Interessa-me a saúde mental dos portugueses porque assisto com impotência a uma sociedade perturbada e doente em que violência, urdida nos jogos e na televisão, faz parte da ração diária das crianças e adolescentes. Neste redil de insanidade, vejo jovens infantilizados incapazes de construírem um projecto de vida, escravos dos seus insaciáveis desejos e adulados por pais que satisfazem todos os seus caprichos, expiando uma culpa muitas vezes imaginária. Na escola, estes jovens adquiriram um estatuto de semideus, pois todos terão de fazer um esforço sobrenatural para lhes imprimirem a vontade de adquirir conhecimentos, ainda que estes não o desejem. É natural que assim seja, dado que a actual sociedade os inebria de direitos, criando-lhes a ilusão absurda de que podem ser mestres de si próprios.
Interessa-me a saúde mental dos portugueses porque, nos últimos quinze anos, o divórcio quintuplicou, alcançando 60 divórcios por cada 100 casamentos (dados de 2008). As crises conjugais são também um reflexo das crises sociais. Se não houver vínculos estáveis entre seres humanos não existe uma sociedade forte, capaz de criar empresas sólidas e fomentar a prosperidade.
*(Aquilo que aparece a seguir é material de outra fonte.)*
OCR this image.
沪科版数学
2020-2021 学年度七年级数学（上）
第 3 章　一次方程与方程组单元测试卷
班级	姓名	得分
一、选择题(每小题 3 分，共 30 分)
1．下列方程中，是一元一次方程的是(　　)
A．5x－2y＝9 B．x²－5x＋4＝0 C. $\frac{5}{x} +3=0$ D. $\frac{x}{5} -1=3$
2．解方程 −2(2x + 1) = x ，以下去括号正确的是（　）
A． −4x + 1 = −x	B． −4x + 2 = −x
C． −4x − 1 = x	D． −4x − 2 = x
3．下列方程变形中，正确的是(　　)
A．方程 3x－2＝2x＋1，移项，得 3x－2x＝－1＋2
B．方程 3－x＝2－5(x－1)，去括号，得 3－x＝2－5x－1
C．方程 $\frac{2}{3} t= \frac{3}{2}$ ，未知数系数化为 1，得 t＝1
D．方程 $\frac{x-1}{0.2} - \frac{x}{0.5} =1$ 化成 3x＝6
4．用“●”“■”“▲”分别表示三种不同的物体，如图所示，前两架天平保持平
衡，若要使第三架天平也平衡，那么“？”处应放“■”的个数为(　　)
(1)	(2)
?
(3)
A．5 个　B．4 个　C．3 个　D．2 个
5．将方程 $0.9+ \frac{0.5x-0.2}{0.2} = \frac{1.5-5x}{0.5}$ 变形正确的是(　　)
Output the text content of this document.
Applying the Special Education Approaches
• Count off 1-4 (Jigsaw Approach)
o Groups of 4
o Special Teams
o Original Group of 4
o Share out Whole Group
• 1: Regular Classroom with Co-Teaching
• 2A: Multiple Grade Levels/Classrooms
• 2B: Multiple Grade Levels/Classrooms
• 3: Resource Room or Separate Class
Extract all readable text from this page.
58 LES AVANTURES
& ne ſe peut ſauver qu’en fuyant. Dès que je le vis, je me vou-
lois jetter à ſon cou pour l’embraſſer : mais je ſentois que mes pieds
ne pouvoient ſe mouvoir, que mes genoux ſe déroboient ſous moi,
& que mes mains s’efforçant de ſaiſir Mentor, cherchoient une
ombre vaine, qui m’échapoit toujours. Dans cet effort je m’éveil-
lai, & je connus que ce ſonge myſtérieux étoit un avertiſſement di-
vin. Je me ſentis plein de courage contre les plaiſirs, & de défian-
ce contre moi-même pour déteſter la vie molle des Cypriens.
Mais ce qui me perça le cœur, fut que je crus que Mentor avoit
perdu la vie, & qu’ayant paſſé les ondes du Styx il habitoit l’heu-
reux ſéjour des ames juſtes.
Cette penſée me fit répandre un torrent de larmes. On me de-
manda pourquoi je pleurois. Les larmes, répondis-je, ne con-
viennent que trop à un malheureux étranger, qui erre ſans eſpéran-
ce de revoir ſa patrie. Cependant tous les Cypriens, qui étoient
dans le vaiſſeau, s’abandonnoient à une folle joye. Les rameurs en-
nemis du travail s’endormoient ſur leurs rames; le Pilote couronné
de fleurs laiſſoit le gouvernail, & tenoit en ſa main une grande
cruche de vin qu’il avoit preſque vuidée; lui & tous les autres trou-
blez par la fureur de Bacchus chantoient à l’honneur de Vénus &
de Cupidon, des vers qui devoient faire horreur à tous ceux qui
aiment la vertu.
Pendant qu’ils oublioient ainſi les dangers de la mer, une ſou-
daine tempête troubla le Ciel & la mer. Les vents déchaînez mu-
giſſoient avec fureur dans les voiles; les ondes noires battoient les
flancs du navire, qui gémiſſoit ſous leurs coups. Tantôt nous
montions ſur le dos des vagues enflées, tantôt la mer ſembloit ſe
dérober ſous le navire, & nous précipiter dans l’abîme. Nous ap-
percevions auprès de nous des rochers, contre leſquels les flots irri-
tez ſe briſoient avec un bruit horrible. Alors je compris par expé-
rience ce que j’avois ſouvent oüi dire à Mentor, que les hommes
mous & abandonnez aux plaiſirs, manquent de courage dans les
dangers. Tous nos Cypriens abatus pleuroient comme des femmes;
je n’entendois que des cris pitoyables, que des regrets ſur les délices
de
Enquanto o legislador se entretém maquinalmente a produzir leis que entronizam o divórcio sem culpa, deparo-me com mulheres compungidas, reféns do estado de alma dos ex-cônjuges para lhes garantirem o pagamento da miserável pensão de alimentos.
Interessa-me a saúde mental dos portugueses porque se torna cada vez mais difícil, para quem tem filhos, conciliar o trabalho e a família.
Nas empresas, os directores insanos consideram que a presença prolongada no trabalho é sinónimo de maior compromisso eprodutividade. Portanto é fácil perceber que, para quem perde cerca de três horas nas deslocações diárias entre o trabalho, a escola e a casa, seja difícil ter tempo para os filhos. Recordo o rosto de uma mãe marejado de lágrimas e com o coração dilacerado por andar tão cansada que quase se tornou impossível brincar com o seu filho de três anos.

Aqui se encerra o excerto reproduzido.